On that note, I would now like to turn my attention to Germany.

A major problem in the German economy is the persistently weak growth in productivity. Productivity is the engine of prosperity. It is a major driver of economic growth, it sustains our standard of living, and equips us to tackle the challenges of tomorrow. 

However, this engine has been faltering for some time now. Productivity growth has slowed significantly over the past few decades – not just in Germany, but globally, too. 

In recent years, this trend of decline has worsened. Between 1992 and 2024, German labour productivity per hour grew by an annual average of 1.1 %. However, since 2018, this figure has dropped to just 0.3 %. 

The causes of weak productivity growth in Germany are both cyclical and structural. The cyclical factors include labour hoarding and weak investment in light of monetary tightening. The structural challenges relate to demographic change, rising production costs and excessive regulation.

To reignite productivity and foster growth, the government must take decisive action. It should 

  • reduce red tape to ease the bureaucratic burden on businesses;

  • lower barriers to market entry, particularly in the services sector; 

  • provide appropriate funding for research and development whilst improving conditions for startups;

  • secure skilled labour by strengthening work incentives for women and the elderly, and by attracting skilled labour from abroad;

  • advocate for a deeper EU single market, especially in services, and complete the Capital Markets Union to improve access to financing.

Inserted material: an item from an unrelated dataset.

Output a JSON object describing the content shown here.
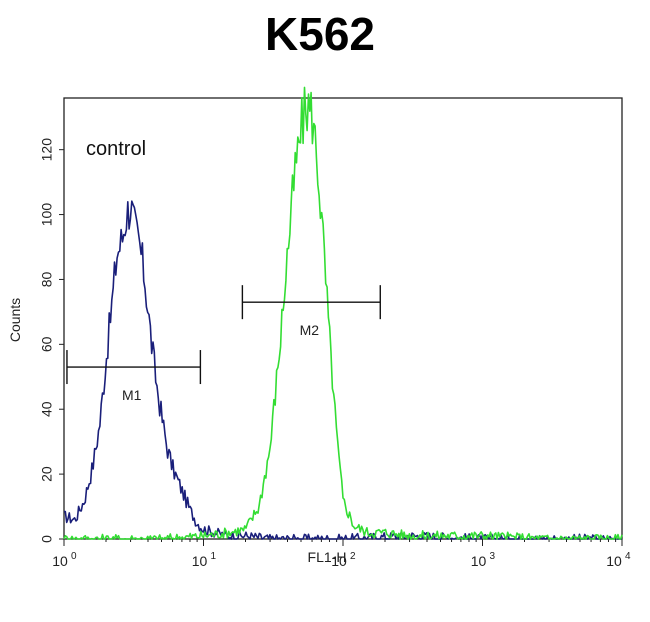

Moreover, the digital transition offers immense possibilities for boosting productivity. Technologies like artificial intelligence and automation hold the potential to unlock efficiency gains, but only if we create the right environment for them to be adopted.

Ladies and gentlemen, the economic challenges and the reasons for weak growth differ from country to country, but every member of the euro area would benefit from boosting its growth in productivity. 

Productivity is the key to our economic future. To safeguard our prosperity, we need to set the course for economic policy so that productivity can grow more strongly once again.